Published Mar 16, 2026 | 10:38 AMUpdated Mar 16, 2026 | 10:43 AM

Najeeb Jung.

Recently, on 11 March, former Delhi Lieutenant Governor and veteran bureaucrat Najeeb Jung delivered a speech on the ongoing war in Iran and the standpoints of other nations regarding the war at the People’s Conference for Peace: Condemning the Assassination of Ayatullah Syed Ali Khamenei, organised by Indian Muslim for Civil Rights (IMCR) and Association for Protection of Civil Rights (APCR).

Here is a transcript of the speech.

I will begin with a verse. I start with a couplet by Faiz Ahmed Faiz:

‘How many crosses stand in my doorway,
each carrying the colour of its own messiah’s blood.’

I stand here today with my head bowed, ashamed. I am ashamed of living in this world. I am ashamed when I look at the powers of the world that have crossed all limits of humanity.

I stand ashamed of humanity itself, which has forgotten the meaning of humanity. The attack on Iran has blown to Simidrin’s many, many concepts of political thought and political science that have existed in this world. Number one, there is nothing known as the Islamic world.

Our Arab friends have proven that the concept of pan-Islamism does not exist. It is the Arab world. It is not the Islamic world.

They have driven the deepest shaft in our hands for a few dollars that they get. And what will they get? What security will the Americans provide them at the cost of humanity, at the cost of the lives of children who are dying? Let us not just forget the 125 or 160 girls who died, and the hundreds and hundreds of children who have died in Palestine over two years without water. We remember Karbala, Sayyida Abba.

There was a Karbala (sacrifice) every day in Palestine for two years, and the world kept quiet. And there will be a Karbala repeated in Iran every day of the next few months or years that this world lasts because of the mistake that has been made by our friends in America, and the satanic forces in Israel. They forget the concept of sacrifice, the concept of bearing pain that the Iranians have. The Iranians, a 7,000-year-old civilisation, have known the force of pain.

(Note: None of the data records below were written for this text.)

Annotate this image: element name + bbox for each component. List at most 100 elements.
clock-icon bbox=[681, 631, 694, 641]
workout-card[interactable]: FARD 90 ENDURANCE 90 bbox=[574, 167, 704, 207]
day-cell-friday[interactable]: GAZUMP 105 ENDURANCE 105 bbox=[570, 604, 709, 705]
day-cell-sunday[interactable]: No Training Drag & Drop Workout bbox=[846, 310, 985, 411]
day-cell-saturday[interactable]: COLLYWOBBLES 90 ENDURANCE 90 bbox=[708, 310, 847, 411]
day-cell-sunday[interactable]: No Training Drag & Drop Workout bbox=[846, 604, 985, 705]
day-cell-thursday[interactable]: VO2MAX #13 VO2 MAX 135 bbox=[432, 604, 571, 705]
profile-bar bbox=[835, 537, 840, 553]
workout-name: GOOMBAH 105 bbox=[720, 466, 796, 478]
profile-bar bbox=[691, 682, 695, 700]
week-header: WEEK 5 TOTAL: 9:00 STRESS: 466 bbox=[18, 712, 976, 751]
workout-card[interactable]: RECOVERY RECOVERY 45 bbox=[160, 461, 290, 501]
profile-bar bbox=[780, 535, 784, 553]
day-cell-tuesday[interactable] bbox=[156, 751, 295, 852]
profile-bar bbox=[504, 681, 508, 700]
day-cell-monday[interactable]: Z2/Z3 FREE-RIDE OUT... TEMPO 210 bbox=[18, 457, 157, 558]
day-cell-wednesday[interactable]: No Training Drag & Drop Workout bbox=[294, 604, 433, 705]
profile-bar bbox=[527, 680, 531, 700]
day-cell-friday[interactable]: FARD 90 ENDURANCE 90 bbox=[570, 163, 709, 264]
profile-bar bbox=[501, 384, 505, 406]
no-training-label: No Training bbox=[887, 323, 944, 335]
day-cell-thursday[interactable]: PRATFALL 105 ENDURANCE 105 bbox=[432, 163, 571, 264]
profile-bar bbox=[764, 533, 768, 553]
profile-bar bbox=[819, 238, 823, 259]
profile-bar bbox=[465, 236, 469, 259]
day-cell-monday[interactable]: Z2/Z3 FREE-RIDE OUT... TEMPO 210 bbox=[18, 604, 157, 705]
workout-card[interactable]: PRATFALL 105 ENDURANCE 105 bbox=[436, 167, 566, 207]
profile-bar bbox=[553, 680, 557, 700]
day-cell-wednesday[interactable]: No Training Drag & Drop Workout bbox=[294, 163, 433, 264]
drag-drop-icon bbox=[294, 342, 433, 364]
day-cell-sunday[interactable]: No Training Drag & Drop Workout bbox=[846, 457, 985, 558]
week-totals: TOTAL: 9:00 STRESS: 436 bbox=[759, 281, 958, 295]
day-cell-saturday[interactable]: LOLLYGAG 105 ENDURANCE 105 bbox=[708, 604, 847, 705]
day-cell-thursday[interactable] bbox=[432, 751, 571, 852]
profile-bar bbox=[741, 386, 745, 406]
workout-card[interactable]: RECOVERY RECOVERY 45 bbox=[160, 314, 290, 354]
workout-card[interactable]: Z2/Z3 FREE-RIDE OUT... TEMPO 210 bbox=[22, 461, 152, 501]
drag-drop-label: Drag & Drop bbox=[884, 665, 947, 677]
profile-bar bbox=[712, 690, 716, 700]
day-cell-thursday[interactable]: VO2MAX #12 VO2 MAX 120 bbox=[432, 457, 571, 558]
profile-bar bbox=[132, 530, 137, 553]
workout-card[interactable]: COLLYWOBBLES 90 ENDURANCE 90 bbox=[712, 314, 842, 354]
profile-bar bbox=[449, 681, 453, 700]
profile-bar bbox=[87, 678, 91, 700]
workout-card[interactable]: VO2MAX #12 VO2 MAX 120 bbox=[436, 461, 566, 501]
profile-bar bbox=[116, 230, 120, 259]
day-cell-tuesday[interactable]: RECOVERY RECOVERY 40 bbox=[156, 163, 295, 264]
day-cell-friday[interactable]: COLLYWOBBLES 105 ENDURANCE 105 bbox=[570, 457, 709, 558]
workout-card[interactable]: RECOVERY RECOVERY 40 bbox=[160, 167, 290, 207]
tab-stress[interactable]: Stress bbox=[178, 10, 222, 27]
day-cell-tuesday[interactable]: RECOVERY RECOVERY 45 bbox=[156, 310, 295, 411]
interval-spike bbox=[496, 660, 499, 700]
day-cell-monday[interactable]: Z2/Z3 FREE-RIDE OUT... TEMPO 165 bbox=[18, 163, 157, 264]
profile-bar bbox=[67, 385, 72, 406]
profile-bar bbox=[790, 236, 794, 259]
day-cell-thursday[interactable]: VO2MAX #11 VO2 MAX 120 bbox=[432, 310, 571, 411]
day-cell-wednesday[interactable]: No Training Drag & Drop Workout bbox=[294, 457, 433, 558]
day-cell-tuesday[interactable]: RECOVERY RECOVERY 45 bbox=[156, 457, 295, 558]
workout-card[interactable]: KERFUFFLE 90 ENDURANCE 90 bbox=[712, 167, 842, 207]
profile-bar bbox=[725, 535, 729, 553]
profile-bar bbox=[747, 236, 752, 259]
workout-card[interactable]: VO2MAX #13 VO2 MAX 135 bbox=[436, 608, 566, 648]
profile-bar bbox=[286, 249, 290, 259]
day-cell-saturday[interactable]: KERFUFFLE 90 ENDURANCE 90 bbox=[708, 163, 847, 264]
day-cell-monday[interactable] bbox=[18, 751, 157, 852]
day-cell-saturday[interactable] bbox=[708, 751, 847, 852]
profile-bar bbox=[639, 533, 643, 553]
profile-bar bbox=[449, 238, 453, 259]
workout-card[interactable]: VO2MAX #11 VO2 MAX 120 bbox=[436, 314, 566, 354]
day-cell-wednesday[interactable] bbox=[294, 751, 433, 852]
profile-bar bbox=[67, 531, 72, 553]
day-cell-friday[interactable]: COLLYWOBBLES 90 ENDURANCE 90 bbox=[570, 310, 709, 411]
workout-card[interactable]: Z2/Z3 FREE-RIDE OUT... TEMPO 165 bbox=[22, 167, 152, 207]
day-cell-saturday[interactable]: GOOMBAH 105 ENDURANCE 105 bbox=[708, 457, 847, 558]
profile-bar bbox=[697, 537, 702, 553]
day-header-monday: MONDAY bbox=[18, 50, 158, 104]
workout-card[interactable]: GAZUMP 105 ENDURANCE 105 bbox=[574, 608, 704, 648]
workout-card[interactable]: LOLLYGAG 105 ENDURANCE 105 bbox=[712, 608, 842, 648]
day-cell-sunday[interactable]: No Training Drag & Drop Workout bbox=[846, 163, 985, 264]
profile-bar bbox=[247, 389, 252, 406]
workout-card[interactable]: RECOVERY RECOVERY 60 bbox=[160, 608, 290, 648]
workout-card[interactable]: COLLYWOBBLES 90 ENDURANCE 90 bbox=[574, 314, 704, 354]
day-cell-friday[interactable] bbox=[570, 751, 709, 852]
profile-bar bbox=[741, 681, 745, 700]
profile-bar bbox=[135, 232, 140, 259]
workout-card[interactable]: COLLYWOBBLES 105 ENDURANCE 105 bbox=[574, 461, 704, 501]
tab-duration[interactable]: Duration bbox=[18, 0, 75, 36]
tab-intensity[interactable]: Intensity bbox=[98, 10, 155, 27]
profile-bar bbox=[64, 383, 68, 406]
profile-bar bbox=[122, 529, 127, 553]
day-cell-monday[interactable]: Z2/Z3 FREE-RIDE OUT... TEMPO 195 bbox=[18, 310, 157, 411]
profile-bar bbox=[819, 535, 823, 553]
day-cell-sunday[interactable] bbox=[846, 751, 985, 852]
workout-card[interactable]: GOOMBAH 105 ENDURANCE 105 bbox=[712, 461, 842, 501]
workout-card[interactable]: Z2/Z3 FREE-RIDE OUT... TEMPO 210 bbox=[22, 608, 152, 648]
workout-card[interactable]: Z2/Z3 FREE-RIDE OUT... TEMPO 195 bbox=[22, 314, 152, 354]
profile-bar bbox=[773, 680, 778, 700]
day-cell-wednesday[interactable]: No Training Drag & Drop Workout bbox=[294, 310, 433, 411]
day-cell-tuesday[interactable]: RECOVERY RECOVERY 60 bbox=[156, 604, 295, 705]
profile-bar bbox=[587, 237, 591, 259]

And let me tell you a small story. When Alexander the Great came to Persia, Persia was the greatest empire in the world in those days. He was so impressed by the culture that he decided to stay back. It was only much later that he decided to move on to India, and when he came to Persia, and he stayed there, the queen mother, the mother of Darius, treated him like a son, and Alexander wished that he could, as a great Greek, the great Greek culture could be even a seminal part of the great Persian culture.

You want to destroy that, and the world sits quietly. So I stand here ashamed at what’s happening in my own country. I stand here ashamed, as people have said that we are scared to sign a condolence book.

I remember I was still in the office in those days when there was a blast in France, in Paris, and I was in the office, and several ministers of the Indian government went to the French embassy to sign the condolence message. It was just one blast. Here, there is a blast every minute of the day, if not every second.

There are bombs in thousands. You cannot imagine how a child can sleep in Tehran or Isfahan. It’s impossible to even conceptualise what is happening in Iran, or, of course, what has happened in Palestine.

What is the mental state of the people living there, and therefore, I stand ashamed at the behaviour of all the Arab nations that stand as their neighbours without batting an eyelid and conniving with powers in the West. I stand ashamed today that the world doesn’t have a Gandhi. I stand ashamed today that there is no Mandela to speak for anyone.

I stand ashamed that there is no Martin Luther King to speak. Who will speak for these people? It is not India. It cannot be any other nation that stands for this place.

The Chinese are playing their own games. Perhaps Russia at some point in time. But you have left a very major nation of the world, a major civilisation of the world, to prove its bravery.

Sheer bravery every day in the face of a barbaric onslaught that nobody speaks of. We watch television news all the time. The less we speak of the Indian media, the better.

I think we are all proud of what the YouTubers do. But the less we speak of the Indian media and the less we speak of the CNNs and the BBCs and the Al Jazeeras who have sold their conscience for 30 pieces of silver. There is no voice to speak of the Iranians. So will the world stay silent? Will nobody rise up?

Will thousands of our young people, old people, politicians and members of parliament not come out in the streets and protest? Is it not time? I think that meetings like this should help raise the consciousness of people around us.

People like Swamiji, people like Siddhartha, people like Salman here should really go out and raise the consciousness of people, as Salim Sahib has said. And raise the conscience of my brothers and sisters in India, the Sikhs, the Muslims, the Hindus, the Parsis, to come out and speak with courage, to write with courage, write in newspapers, speak, go to seminars, hold conferences and raise the conscience of this world, raise the conscience of Americans. I see very few people doing it.